Bitte verzichtet deshalb in der Eingewöhnungsphase auf übermäßige Beschäftigung – dafür ist noch das ganze Hundeleben ausreichend Zeit 🙂
– Keine langen Spaziergänge: Spaziergänge sollten maximal 10-20 Minuten dauern.
– Keine Ausflüge: im Vordergrund sollte die nähere Wohnumgebung stehen. Für Ausflüge in neue Gebiete ist später noch genug Zeit 🙂
– Keine Besuche: in erster Linie muss sich der Hund mit seinen direkten Bezugspersonen vertraut machen, also mit den Personen, mit denen er dauerhaft zusammenleben wird.
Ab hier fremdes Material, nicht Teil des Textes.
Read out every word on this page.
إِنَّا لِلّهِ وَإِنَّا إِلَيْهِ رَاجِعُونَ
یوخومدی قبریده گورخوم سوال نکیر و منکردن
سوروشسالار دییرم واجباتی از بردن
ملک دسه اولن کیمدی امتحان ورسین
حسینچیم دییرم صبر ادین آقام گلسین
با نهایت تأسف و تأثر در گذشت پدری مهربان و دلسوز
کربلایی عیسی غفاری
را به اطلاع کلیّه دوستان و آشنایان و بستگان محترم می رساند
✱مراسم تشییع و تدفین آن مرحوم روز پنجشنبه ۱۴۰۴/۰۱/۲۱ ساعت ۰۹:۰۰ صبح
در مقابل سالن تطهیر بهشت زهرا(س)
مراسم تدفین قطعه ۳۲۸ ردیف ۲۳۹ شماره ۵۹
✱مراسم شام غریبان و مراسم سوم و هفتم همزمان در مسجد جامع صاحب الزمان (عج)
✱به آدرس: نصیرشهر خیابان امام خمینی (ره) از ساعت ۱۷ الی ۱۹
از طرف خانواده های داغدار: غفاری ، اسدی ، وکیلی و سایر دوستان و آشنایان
Das Kennenlernen von erweiterten Familienkreisen, Freunden, Nachbarn etc. hat Zeit.
– Kein Trainingsprogramm: es gibt nur sehr wenige Dinge, die in der Eingewöhnungsphase wirklich trainiert werden müssen. Starten sollte man natürlich mit der Stubenreinheit und eventuell mit zeitlich sehr begrenztem Alleinbleibe-Training. Aber Dinge wie Sitz/Platz/Fuß sind in dieser Phase auf keinen Fall relevant.
– Kein „Sozialisierungs“programm: für eine gut gemachte und nachhaltig positive Sozialisierung ist es wichtig, dass der Hund neue Dinge ruhig und gelassen kennenlernen kann um positive Erfahrungen zu sammeln. Übertreibt man es nun wird der Vierbeiner stark überfordert sein und das Gegenteil passiert – er sammelt viele negative Erfahrungen, die sein ganzes Leben beeinflussen können. Deshalb bitte Finger weg von Hundezonen-Besuchen, Einkaufszentren, U-Bahnen & öffentlichen Verkehrsmitteln, etc.
Fazit
Bitte gebt euren Hunden Zeit, sich in ihre neue Lebenssituation einzugewöhnen. Überforderung in dieser Phase kann das weitere Leben nachhaltig beeinflussen. Auch wenn der Einzug des Hundes aufregend ist und man vor Vorfreude nur so sprudelt ist in der ersten Zeit vor Allem Geduld und Ruhe gefragt. Damit der Vierbeiner sich optimal in den Alltag einfinden kann und ihr zu einem optimalen Mensch-Hund-Team zusammenwachsen könnt.